Our reserves are not playgrounds or parks
Penny Mason
Devon Wildlife Trust
Stonechat resting on cows parsley

Stonechats are just one of the heathland species which can be affected by wildfires. Photo: Neil Bygrave

Devon Wildlife Trust’s Steve Hussey said:

“At another of our nature reserves, Meeth Quarry, near Hatherleigh, North Devon, a colleague called me yesterday to relay a long list of problems he’d had to deal with. These included people having BBQs and fires, and two instances where gates were left open so that our Exmoor ponies had escaped. He’d discovered dogs off the lead and in areas that we ask owners not to exercise them in because of nesting birds. He’d also discovered people riding motorbikes on the reserve’s paths, found visitors using the nature reserve as a place to play ball games and even use radio-remote controlled model cars.
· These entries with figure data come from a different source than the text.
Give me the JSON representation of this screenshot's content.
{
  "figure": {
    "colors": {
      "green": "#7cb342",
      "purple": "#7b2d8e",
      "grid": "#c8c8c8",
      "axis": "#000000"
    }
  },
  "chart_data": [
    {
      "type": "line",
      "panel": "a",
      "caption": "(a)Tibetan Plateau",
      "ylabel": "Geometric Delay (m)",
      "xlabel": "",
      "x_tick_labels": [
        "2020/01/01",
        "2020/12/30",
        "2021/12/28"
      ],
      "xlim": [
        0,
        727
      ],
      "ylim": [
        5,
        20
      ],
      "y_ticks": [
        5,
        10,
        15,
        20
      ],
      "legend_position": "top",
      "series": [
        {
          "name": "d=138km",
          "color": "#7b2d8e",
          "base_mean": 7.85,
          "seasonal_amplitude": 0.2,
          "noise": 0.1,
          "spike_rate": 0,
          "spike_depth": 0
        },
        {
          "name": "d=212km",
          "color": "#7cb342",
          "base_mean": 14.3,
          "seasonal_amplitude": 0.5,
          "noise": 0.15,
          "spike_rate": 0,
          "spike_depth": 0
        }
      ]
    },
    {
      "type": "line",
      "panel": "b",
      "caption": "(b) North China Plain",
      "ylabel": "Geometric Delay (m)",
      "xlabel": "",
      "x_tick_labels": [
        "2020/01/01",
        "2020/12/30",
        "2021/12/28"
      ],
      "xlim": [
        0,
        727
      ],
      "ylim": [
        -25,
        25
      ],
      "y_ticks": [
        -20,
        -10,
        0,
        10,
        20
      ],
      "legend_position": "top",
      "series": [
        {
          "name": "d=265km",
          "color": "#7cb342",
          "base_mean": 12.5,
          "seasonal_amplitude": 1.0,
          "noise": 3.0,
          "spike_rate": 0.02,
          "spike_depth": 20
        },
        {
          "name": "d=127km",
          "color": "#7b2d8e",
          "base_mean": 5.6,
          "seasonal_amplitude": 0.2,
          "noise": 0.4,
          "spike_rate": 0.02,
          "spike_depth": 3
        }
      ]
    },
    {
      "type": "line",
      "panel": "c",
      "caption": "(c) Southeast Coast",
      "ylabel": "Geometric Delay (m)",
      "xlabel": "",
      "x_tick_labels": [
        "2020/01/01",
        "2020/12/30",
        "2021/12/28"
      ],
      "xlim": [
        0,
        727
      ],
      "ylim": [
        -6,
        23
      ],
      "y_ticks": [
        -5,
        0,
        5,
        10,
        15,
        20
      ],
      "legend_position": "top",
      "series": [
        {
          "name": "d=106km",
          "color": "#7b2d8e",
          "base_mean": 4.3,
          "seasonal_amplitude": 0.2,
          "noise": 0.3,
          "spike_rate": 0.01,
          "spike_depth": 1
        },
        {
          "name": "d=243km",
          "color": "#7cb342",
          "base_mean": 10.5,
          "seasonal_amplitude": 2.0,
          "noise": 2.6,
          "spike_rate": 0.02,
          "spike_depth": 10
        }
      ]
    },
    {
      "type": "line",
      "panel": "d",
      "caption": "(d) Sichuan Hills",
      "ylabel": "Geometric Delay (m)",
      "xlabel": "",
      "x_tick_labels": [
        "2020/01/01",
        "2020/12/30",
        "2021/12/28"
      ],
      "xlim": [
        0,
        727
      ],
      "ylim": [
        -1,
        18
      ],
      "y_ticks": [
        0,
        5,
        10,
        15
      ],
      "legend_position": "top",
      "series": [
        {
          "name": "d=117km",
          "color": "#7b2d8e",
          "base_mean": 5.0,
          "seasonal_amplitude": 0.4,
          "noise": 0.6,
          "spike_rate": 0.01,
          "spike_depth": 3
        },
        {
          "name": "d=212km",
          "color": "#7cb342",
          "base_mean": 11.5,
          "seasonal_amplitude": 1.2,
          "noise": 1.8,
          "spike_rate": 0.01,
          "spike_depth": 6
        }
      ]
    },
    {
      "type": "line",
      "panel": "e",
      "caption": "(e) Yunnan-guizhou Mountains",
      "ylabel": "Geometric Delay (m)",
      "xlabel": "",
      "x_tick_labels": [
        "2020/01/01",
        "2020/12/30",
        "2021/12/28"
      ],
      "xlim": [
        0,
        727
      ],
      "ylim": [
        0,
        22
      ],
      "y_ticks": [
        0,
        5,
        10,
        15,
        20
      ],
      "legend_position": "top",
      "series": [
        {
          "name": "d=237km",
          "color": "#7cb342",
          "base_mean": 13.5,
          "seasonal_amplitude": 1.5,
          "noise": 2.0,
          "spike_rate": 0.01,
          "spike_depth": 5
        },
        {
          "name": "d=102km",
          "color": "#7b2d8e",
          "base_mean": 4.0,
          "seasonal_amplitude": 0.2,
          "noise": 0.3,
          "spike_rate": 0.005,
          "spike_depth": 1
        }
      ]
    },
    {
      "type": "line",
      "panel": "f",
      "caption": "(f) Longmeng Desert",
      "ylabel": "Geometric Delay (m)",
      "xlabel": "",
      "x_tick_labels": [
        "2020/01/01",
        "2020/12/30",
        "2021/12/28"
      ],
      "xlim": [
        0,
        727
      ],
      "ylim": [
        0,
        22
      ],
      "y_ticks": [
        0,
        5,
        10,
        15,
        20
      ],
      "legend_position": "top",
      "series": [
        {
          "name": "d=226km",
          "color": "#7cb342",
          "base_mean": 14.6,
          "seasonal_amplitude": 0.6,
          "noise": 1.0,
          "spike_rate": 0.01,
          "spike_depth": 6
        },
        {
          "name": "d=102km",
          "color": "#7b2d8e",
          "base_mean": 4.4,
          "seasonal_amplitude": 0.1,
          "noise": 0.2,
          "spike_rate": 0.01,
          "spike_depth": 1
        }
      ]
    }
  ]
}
Devon Wildlife Trust’s Penny Mason said:

“We work very hard to keep our nature reserves as both havens for wildlife and special places where people can enjoy and connect with nature. We recognise that people are increasingly looking for green spaces for leisure activity on their doorsteps, but our reserves are not playgrounds or parks and need to be enjoyed a little differently. We ask that visitors show respect for the quiet and tranquil nature of these sites, and consideration for wildlife and for other users when visiting them. This means leaving gates as you find them, taking litter home, not lighting fires or BBQs, keeping dogs on leads and clearing up after their pets. Basically, we ask that visitors respect site signage and information and adhere to the Countryside Code.”